I am just looking at a Linux executable that I created moments ago. I pretend that I don't have the source code. The executable file is called t.
First, let me disassemble the file:
objdump -d t > t.asm
And just in case, let me also dump any global data:
objdump -s -j .rodata t > t.dat
And now let's look at the result. The file t.asm is over 200 lines, but a lot of it is just the standard C preamble/cleanup code.
The relevant bit is the main() function, which begins as follows:
00000000004004ec : 4004ec: 55 push %rbp 4004ed: 48 89 e5 mov %rsp,%rbp 4004f0: 48 83 ec 10 sub $0x10,%rsp
This is just the standard C function preamble. Memory is allocated for local (automatic) variables on the stack, by adjusting the stack pointer.
... 4004f4: c7 45 fc 02 00 00 00 movl $0x2,-0x4(%rbp)
The value of 2 is stored in a first variable, which is a 32-bit integer. So let me write down some C code that corresponds to this:
... int A; // First variable A = 2;
Continuing, I read:
... 4004fb: 8b 45 fc mov -0x4(%rbp),%eax 4004fe: 0f af 45 fc imul -0x4(%rbp),%eax 400502: 89 45 f8 mov %eax,-0x8(%rbp)
Here, the first variable is moved to the accumulator, multiplied by itself, and stored in a second variable (also a 32-bit integer). I'd write this as:
... int B; // Second variable B = A * A;
Carrying on:
... 400505: b8 0c 06 40 00 mov $0x40060c,%eax
The address 0x40060c is pushed down the stack. What is at this address? This is where the second file I created, t.dat, comes in handy as it contains a dump of the relevant data segment:
Contents of section .rodata: 400608 01000200 25640a00 ....%d..
So at 0x40060c, I find the string "%d\n".
Going back to the code:
... 40050a: 8b 55 f8 mov -0x8(%rbp),%edx
The value of the second variable is pushed down the stack.
... 40050d: 89 d6 mov %edx,%esi 40050f: 48 89 c7 mov %rax,%rdi 400512: b8 00 00 00 00 mov $0x0,%eax 400517: e8 cc fe ff ff callq 4003e8 <printf@plt>
After the usual function call preamble, the printf function is called.
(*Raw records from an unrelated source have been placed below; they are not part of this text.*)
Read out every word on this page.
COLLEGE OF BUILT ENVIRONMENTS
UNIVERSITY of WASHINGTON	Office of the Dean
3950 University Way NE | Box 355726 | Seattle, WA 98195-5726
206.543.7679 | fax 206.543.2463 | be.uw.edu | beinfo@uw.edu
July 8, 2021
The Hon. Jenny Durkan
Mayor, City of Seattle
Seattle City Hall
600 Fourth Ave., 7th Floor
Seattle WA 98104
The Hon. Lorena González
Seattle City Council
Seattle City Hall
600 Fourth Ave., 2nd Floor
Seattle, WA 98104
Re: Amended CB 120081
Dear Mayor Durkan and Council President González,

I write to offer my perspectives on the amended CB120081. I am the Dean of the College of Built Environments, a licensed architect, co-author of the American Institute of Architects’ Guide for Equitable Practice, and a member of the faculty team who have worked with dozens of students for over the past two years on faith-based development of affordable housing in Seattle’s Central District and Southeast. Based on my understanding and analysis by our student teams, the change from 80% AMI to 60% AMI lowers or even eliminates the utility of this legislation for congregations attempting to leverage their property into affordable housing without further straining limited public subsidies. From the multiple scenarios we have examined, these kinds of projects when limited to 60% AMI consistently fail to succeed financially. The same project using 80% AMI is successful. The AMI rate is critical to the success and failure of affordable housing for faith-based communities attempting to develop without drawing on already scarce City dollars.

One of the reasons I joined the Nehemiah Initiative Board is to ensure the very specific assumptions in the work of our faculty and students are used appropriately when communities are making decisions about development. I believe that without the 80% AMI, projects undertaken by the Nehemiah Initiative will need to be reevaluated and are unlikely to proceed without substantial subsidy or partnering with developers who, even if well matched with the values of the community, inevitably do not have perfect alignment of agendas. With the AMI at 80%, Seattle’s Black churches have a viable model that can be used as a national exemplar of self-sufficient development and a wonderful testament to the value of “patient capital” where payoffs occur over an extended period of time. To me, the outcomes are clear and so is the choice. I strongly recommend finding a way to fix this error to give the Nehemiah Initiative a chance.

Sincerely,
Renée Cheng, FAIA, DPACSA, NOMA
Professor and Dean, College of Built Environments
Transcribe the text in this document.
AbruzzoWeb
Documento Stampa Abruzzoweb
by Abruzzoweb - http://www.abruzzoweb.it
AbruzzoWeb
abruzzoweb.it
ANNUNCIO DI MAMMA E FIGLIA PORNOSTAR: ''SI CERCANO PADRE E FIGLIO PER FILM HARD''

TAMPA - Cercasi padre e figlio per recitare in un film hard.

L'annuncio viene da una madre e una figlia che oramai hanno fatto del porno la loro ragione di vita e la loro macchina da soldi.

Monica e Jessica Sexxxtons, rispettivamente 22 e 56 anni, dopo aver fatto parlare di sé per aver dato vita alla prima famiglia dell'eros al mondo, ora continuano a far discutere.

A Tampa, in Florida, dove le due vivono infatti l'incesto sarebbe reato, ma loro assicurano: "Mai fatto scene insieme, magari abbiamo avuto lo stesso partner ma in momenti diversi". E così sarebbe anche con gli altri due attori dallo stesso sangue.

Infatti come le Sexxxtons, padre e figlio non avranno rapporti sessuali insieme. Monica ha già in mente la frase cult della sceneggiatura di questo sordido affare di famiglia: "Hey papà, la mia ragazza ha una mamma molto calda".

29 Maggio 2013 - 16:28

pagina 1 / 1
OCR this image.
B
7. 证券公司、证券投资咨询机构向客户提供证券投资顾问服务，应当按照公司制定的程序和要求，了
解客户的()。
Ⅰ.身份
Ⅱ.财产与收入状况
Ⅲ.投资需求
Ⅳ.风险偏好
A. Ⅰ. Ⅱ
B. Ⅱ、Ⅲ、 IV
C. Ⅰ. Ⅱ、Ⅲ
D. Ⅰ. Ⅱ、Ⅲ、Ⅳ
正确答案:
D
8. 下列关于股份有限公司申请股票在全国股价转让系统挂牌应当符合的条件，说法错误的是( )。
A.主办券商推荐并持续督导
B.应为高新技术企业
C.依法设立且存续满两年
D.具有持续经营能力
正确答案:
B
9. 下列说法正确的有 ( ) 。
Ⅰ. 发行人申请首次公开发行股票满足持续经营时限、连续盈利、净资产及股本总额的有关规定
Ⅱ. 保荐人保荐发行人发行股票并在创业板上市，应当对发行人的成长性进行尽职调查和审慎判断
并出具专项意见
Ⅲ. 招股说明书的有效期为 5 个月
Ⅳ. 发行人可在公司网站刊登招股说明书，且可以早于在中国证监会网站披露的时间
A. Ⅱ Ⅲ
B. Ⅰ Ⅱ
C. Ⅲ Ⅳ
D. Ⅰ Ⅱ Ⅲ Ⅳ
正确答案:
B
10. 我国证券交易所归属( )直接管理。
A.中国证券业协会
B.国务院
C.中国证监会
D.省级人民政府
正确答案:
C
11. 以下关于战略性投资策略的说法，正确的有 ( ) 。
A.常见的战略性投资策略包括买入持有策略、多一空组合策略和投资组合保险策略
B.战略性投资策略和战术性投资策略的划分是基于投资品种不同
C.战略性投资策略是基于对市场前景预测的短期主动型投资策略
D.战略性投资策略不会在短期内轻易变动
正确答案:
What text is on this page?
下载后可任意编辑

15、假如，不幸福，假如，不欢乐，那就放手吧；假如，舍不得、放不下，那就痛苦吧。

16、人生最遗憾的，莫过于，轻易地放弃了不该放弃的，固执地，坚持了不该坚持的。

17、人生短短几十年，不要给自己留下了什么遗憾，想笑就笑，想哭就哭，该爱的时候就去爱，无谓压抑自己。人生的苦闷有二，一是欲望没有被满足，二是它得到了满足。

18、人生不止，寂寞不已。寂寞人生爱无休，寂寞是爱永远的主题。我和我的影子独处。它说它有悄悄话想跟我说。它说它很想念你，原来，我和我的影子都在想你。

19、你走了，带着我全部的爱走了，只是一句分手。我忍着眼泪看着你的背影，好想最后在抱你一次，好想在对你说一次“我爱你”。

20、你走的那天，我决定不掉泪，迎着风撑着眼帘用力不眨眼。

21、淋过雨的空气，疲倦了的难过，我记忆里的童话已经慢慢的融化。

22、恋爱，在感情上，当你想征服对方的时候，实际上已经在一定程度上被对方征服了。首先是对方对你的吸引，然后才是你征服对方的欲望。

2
In other words, the original C code had to look something like this:
... printf("%d\n", B);
Finally:
... 40051c: c9 leaveq 40051d: c3 retq 40051e: 90 nop 40051f: 90 nop
And the main() function is concluded.
So fully reconstructed, the program reads:
main() { int A; int B; A = 2; B = A * A; printf("%d\n", B); }
For comparison, this was my original source code:
#include <stdio.h> void main(void) { int i, j; i = 2; j = i * i; printf("%d\n", j); }
Apart from variable names (which are not preserved in the object file) the code was correctly reconstructed.
Now I am not trying to give the impression that it is always easy to reverse engineer code. On the contrary, it can be fiendishly difficult, particularly due to compiler optimizations, when real-world code is concerned and can often look nothing like the original code. But it can be done.